Armando Reed lets Bibi Nurshuhada Ramli in on the primary love of his life
UNDERNEATH that impressive physique and dashing persona, Armando Reed is a man who prefers to indulge in a more feminine past time: Cooking.
“I do have other loves,” he assures me over the phone, “but the primary thing is cooking. It’s been a very important part of my life since I was a child. Opportunity and a little bit of luck came into play and I met the right people and got the show Armando’s Asian Twist started.”
In the four-part series, Reed, who is of Taiwanese, German and Spanish heritage, will gather inspiration from the history, cultures, tastes and ingredients from both the East and West to come up with beautifully-fused flavours that excite the palate.
Reed, 32, travels across Taiwan in search of inspiration for food ranging from national dishes to local street food. Then he returns to the kitchen to whip up three Western dishes, each with an Asian spin.
Armando’s Asian Twist airs every Monday at 7pm on TLC starting today. Repeats are on Tuesday (10am), Saturday (10am) and Sunday (5pm).
“Most celebrity chefs are professionals. They go to culinary school, open restaurants and make cooking their profession,” says Reed. “What sets me apart is that I speak in a way that people can relate to. I’m not a professional chef, just someone who is really passionate about food and has been cooking for a while.”
Reed was a writer for another TLC series, Fun Taiwan, in which host Janet Hsieh travelled across the country to discover its uniqueness.
“I met several producers and one of them contacted me out of the blue. He noticed that I liked cooking and later, I was offered to do the show. I jumped up in the air and screamed like I was a child. It was awesome,” recalls Reed.
In Armando’s Asian Twist, he will make easy the tricky art of fusion cuisine and, at the same time, transform everyday meals into memorable affairs.
He says: “Each episode has a theme depending where I’ll be going or the people I’ll meet. Many of the ‘twists’ come from trying to make do with the local ingredients or replacing an element in the recipe with something Asian.”
The idea is to show that wherever you are or whatever ingredients you have, you can produce delicious meals.
Reed tells us more about his love for cooking.
What was your biggest blunder in the kitchen?
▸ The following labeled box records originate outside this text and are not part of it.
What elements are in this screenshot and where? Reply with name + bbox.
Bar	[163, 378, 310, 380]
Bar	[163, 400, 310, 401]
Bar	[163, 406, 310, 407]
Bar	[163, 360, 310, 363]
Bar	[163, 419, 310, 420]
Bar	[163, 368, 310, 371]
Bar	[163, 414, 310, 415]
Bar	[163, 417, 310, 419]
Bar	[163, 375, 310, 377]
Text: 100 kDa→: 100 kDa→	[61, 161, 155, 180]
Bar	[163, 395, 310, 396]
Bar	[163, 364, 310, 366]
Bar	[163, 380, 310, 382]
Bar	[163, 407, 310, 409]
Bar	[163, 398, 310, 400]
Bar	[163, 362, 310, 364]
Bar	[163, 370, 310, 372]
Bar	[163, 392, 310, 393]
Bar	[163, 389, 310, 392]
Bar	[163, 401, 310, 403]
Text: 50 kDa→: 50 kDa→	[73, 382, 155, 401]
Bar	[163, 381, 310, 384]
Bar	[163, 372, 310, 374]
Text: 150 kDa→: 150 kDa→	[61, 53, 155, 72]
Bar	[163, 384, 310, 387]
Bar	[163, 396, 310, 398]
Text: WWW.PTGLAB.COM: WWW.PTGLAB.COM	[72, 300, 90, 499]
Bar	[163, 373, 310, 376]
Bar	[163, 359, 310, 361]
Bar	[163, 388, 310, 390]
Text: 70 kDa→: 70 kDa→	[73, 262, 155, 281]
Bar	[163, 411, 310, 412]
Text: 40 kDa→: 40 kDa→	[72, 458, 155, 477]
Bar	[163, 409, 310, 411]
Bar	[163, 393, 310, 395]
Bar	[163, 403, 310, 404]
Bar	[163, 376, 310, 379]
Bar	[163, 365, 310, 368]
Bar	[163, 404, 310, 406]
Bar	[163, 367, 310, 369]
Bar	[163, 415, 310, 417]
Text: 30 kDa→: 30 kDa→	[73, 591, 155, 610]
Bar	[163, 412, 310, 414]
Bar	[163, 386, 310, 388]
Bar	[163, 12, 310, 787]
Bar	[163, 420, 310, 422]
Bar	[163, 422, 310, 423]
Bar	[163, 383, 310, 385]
It would have to be the first time I made cookies when I was like 6. I was supposed to use a teaspoon to measure salt but I used a tablespoon instead. The cookies looked fantastic but the minute I put one in my mouth, it was a bitter, salty disappointment.
More recently, I was cutting something and I said: “Listen, you’ve got to be really careful when you cut because you may cut yourself,” and then I go and cut myself really bad.
What else do you like to do besides cooking?
I love to read. I think as long as everyone reads, we really open our eyes. Turn off the computer for a second and use your imagination. I think it really helps in the creative process, whatever it is you’re doing.
I also love sports — basketball, even though I am not so good at it. I just love the competition. I love the social aspects of sports and I love having to push myself. Even when you’re tired you’re like, “I’ve got to go a little bit further”.
I love American football. There’s a flag football league in Taiwan that I am really, really fond of.
Astronomy. Just the search for something is also fun. To understand the universe around us is paramount to our growth and species. I’m kind of a gadget freak too.
What other projects are you involved in now?
Well, I’ve poured myself into Armando’s Asian Twist. I also write for the show, so I have to make sure everything’s right. I’m thinking about starting a business soon so I’ve been drafting and planning too. I don’t want to give too much away but so far, it’s looking good. I’m really excited about everything on the table.